Six weeks after Majzoub mailed his samples to Ferket, he received some unexpected results. The energy content of feces from the obese mice was the same as the content from the normal mice fed the same diet, meaning that the same number of calories were being absorbed in the intestines. Becoming obese takes a lot of energy, but the obese mice didn’t seem to be getting extra energy, or saving any. “The first law of thermodynamics requires that energy be balanced,” says Majzoub, “and I am not willing to throw that out the window.”1
This was strange. The animals weren’t eating more, and they weren’t burning less.
How exactly obesity occurs without excess calorie intake or decreased output remains unclear. Mrap2 is expressed primarily in the brain, in a region that regulates metabolism, the process by which an organism converts food into energy for life-sustaining processes. Perhaps, says Majzoub, the obese mice metabolize calories differently, turning the same calories into fat that normal mice convert into building proteins, or use in other internal tasks. Mice, like humans, do not consciously control their metabolism.
A similar mechanism could be tied up with some instances of human obesity. The study also found that mutations in the human version of MRAP2, though rare, link to severe early-onset obesity in people. Majzoub predicts that other, yet to be found mutations in MRAP2 and additional genes linked to human obesity might help explain why some people cannot seem to maintain an average weight no matter their food intake.
Currently, United States federal law does not protect people against obesity discrimination. Unlike gender, race, or age, obesity is perceived to be something that a person can alter with enough willpower, says Rebecca Puhl, director of the Rudd Center for Food Policy & Obesity at Yale University. As a result, court cases centered on obesity involve plaintiffs claiming that their weight represents a disability. Because “there are no specific laws that cover weight discrimination, people have had to pursue cases under things like the Americans with Disabilities Act [ADA],” Puhl says. However, she says the plaintiffs often lose. For example, in 2002, a truck driver filed a case against his employer claiming that he had been fired for a disability—his weight. The judge disagreed, ruling that his obesity was not a disability because his weight was not a symptom of a disease. In 2006, the U.S. court of appeals upheld the ruling, stating, “…we hold that to constitute an ADA impairment, a person’s obesity, even morbid obesity, must be the result of a physiological condition.”

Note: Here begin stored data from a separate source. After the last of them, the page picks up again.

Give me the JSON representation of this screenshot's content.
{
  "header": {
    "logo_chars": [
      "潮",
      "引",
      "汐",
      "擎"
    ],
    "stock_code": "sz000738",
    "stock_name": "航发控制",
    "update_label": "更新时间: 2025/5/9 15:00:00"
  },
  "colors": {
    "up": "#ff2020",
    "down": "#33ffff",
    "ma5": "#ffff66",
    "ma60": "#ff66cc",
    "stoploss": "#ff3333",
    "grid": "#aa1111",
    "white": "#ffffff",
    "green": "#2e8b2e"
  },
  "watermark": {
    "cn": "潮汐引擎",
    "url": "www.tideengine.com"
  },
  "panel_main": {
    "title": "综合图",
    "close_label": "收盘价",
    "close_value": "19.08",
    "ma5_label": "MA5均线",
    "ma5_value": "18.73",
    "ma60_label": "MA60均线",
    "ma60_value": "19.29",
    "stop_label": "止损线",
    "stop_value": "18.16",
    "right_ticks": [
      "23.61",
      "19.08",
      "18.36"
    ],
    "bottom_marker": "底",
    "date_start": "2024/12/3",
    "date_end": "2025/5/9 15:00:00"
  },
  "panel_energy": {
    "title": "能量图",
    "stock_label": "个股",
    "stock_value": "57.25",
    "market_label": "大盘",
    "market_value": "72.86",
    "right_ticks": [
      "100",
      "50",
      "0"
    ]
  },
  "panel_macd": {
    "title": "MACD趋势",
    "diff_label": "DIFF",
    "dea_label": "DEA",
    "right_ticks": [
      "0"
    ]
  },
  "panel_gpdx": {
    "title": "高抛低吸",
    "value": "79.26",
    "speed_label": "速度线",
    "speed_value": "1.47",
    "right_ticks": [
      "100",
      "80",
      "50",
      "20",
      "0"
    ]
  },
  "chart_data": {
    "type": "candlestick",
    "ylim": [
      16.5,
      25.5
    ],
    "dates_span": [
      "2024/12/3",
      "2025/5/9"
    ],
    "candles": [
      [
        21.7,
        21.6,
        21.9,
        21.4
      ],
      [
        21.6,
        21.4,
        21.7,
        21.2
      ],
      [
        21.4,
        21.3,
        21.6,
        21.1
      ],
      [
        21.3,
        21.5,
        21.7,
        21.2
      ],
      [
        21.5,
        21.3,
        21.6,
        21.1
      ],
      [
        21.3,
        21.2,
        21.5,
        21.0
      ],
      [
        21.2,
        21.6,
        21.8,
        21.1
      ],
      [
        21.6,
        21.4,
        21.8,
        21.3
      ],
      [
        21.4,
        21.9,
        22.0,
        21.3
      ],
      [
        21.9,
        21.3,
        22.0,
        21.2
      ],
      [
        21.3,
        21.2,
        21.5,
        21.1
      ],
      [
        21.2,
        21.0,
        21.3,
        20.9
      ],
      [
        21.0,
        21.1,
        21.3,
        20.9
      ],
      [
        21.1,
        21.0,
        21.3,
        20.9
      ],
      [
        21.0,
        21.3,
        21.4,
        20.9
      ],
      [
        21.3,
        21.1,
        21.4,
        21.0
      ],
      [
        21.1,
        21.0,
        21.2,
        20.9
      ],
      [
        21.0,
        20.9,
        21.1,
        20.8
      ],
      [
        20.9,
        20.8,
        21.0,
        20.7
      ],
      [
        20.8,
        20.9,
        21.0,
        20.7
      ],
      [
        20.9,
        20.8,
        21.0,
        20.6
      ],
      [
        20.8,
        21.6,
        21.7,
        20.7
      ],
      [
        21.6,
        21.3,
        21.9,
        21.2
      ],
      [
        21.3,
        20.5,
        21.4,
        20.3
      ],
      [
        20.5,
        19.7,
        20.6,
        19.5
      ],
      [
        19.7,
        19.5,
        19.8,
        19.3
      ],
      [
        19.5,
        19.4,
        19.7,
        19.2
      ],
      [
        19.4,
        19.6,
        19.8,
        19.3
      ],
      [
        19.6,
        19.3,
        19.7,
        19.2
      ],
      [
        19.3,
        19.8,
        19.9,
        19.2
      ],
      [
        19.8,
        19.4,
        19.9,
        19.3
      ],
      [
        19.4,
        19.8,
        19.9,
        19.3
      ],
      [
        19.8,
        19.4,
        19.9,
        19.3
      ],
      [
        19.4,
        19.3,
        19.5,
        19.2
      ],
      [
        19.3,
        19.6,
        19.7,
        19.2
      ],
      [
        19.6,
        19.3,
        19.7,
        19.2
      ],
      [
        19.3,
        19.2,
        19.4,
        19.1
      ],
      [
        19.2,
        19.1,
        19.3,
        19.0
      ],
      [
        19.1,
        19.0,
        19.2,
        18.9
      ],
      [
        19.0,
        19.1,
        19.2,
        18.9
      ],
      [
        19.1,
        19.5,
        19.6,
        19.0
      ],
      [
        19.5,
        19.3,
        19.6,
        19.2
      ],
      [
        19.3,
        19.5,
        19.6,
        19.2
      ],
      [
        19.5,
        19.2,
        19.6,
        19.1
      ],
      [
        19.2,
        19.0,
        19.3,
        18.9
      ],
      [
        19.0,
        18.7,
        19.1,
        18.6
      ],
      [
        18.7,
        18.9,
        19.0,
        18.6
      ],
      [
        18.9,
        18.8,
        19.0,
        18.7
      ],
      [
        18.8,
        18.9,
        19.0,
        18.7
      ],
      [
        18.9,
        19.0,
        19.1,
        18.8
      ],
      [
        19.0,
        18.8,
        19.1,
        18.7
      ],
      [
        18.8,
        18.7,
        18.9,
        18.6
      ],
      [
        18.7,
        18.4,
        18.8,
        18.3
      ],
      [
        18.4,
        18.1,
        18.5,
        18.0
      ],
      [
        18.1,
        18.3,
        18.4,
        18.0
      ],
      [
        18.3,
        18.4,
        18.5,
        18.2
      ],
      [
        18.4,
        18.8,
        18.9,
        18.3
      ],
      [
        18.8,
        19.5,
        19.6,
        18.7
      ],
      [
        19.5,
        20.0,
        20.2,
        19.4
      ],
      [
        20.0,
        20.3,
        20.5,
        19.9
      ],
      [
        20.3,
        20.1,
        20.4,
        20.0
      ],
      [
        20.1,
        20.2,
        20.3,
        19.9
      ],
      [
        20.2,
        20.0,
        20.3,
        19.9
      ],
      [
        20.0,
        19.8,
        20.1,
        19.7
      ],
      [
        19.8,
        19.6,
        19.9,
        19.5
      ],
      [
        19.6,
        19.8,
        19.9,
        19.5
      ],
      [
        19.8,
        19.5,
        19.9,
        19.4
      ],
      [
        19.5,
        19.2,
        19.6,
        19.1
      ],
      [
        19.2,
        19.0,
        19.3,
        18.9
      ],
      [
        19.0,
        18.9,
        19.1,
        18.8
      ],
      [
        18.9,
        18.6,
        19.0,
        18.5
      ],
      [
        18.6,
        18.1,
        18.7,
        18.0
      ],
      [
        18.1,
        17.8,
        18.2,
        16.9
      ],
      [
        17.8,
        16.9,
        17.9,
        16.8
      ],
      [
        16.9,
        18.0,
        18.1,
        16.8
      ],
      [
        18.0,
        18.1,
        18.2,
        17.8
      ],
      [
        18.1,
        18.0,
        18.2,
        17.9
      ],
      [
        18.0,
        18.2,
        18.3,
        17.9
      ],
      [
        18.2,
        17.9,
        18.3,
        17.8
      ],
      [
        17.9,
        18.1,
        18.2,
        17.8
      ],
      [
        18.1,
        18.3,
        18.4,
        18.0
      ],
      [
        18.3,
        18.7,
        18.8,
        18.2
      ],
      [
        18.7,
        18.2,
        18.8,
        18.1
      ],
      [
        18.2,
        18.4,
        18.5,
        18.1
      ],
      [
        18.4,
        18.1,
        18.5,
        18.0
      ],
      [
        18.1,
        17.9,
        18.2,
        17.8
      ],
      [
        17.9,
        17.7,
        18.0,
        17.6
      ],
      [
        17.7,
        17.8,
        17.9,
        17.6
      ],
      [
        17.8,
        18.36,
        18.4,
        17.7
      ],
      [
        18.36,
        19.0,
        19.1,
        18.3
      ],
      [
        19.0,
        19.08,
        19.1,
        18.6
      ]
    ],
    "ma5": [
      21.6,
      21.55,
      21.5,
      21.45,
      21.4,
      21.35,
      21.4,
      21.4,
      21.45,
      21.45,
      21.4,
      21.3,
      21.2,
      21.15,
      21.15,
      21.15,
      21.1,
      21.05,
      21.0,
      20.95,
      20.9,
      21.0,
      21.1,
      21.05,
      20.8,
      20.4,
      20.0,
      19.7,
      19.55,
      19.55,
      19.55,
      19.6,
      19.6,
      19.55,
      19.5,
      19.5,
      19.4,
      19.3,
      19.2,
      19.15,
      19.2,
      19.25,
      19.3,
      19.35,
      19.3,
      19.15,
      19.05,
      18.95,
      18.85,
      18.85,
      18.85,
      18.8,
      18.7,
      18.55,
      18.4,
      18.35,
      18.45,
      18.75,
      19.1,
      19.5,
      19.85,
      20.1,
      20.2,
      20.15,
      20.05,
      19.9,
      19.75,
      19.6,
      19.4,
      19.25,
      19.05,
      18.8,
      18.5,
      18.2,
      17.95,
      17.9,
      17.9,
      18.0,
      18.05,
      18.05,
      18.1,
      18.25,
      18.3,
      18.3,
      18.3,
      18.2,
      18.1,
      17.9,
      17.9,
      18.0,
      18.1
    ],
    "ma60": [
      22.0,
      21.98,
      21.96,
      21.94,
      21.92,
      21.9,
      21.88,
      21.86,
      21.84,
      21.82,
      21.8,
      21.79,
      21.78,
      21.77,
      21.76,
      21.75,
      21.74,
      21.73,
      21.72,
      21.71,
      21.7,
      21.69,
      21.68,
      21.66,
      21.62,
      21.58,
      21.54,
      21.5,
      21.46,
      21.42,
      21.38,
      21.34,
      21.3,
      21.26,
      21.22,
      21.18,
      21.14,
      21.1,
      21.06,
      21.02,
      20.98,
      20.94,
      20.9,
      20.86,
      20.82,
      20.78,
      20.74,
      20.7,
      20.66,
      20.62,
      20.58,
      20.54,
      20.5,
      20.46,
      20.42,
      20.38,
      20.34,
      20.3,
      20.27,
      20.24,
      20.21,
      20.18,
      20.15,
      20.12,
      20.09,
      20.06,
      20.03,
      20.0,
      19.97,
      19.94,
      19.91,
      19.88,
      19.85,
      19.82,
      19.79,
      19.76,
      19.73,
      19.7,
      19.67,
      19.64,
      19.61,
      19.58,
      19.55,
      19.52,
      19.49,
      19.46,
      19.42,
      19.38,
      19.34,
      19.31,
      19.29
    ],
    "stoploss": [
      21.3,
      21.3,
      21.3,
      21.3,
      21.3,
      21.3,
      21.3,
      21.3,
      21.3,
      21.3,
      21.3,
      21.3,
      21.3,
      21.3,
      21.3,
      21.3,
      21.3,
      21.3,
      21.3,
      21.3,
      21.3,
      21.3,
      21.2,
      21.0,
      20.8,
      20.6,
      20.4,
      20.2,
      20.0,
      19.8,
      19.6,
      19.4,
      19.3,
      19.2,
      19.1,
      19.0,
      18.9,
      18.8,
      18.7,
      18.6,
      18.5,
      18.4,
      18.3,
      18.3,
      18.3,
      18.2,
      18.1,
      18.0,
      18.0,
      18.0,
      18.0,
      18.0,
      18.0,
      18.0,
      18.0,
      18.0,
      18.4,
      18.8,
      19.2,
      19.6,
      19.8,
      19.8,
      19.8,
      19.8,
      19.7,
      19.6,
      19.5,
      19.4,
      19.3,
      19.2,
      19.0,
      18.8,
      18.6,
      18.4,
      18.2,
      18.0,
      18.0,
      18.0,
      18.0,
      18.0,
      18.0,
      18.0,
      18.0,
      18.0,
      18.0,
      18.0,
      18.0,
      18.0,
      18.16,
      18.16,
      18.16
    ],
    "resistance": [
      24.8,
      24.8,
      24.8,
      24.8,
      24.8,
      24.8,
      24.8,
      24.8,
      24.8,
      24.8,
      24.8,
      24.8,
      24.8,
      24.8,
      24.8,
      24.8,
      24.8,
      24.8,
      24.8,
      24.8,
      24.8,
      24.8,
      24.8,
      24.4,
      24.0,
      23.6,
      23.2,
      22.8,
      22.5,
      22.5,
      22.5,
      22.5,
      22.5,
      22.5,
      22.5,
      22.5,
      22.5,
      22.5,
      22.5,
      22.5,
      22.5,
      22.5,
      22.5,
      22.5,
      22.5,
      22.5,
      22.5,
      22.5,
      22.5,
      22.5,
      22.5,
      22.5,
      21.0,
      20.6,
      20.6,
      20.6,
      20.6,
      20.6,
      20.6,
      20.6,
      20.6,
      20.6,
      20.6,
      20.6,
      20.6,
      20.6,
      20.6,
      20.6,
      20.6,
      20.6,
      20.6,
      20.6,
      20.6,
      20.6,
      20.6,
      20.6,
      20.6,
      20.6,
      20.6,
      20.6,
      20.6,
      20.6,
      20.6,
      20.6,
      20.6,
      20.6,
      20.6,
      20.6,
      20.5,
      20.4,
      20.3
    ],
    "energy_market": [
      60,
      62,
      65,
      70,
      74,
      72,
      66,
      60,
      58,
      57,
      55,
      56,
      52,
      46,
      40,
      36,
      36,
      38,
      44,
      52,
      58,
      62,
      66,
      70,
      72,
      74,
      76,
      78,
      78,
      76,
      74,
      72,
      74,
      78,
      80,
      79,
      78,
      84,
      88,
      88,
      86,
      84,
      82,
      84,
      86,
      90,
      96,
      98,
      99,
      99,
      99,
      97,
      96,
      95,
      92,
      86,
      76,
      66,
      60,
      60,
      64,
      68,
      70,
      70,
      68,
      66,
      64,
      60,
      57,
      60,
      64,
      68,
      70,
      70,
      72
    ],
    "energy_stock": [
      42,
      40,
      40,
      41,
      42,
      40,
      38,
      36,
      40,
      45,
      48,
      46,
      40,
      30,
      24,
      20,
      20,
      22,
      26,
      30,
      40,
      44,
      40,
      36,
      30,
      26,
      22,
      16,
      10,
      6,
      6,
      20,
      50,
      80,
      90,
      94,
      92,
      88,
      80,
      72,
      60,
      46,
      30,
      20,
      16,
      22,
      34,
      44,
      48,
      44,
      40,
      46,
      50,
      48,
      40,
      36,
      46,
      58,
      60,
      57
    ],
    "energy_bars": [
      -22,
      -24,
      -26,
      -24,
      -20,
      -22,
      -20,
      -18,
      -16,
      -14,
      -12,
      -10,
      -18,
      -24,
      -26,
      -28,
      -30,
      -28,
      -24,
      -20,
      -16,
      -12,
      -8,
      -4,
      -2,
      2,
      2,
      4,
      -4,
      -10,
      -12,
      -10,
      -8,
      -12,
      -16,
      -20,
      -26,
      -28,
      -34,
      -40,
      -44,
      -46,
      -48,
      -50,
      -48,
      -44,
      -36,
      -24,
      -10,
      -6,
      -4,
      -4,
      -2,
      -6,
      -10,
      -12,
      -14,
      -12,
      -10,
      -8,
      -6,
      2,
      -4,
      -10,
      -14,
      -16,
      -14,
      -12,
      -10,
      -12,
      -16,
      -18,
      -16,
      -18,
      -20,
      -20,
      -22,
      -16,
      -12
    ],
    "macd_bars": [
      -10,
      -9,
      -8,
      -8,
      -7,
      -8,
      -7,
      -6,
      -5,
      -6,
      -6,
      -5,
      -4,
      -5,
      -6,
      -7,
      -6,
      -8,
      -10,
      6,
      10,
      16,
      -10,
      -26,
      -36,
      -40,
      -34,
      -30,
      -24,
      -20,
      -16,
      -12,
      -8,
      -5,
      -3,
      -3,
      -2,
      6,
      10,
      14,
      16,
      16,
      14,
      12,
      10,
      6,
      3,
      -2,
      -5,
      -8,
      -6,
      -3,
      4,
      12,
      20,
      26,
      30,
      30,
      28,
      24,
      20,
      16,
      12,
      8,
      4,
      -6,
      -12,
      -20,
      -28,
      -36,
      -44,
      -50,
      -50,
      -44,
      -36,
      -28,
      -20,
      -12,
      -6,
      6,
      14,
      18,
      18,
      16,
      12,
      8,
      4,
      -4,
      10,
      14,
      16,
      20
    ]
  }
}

Yet Majzoub’s study on mice suggests that obesity may in fact be controlled by the unalterable way an individual’s body functions. Food sellers, too, would be off the hook. In 2004, the “Cheeseburger Bill,” which banned lawsuits against food manufacturers for an individual’s obesity, was passed in the U.S. House of Representatives, but not the Senate. In 2005, the bill was reintroduced by Florida Congressman Ric Keller. In that election period, Keller was one of the top recipients of McDonalds’ and Burger King’s donations to individuals in the House. Still, it faltered in the Senate again. Fast food companies remain liable today—but if a physiological conception of obesity might give the Cheeseburger Bill new life.
The understanding of obesity’s origins is far from complete. The Mrap2 gene has only been linked to human obesity in rare cases, and obesity may very well result from a mix of genetic and other factors, ranging from overeating, to stress levels, to gut microbes. Yet, the Harvard mouse study suggests that society should withhold their judgments against overweight people. “Many of us unfortunately have had an attitude towards obese people [in that we see them as] having a lack of willpower or self control,” he says. “It’s clearly something beyond that.”
Jenny Morber is a freelance science writer based in Fairfax, Virginia.
1. Asai, M., et al. Science 341(6413), 275-278 (2013).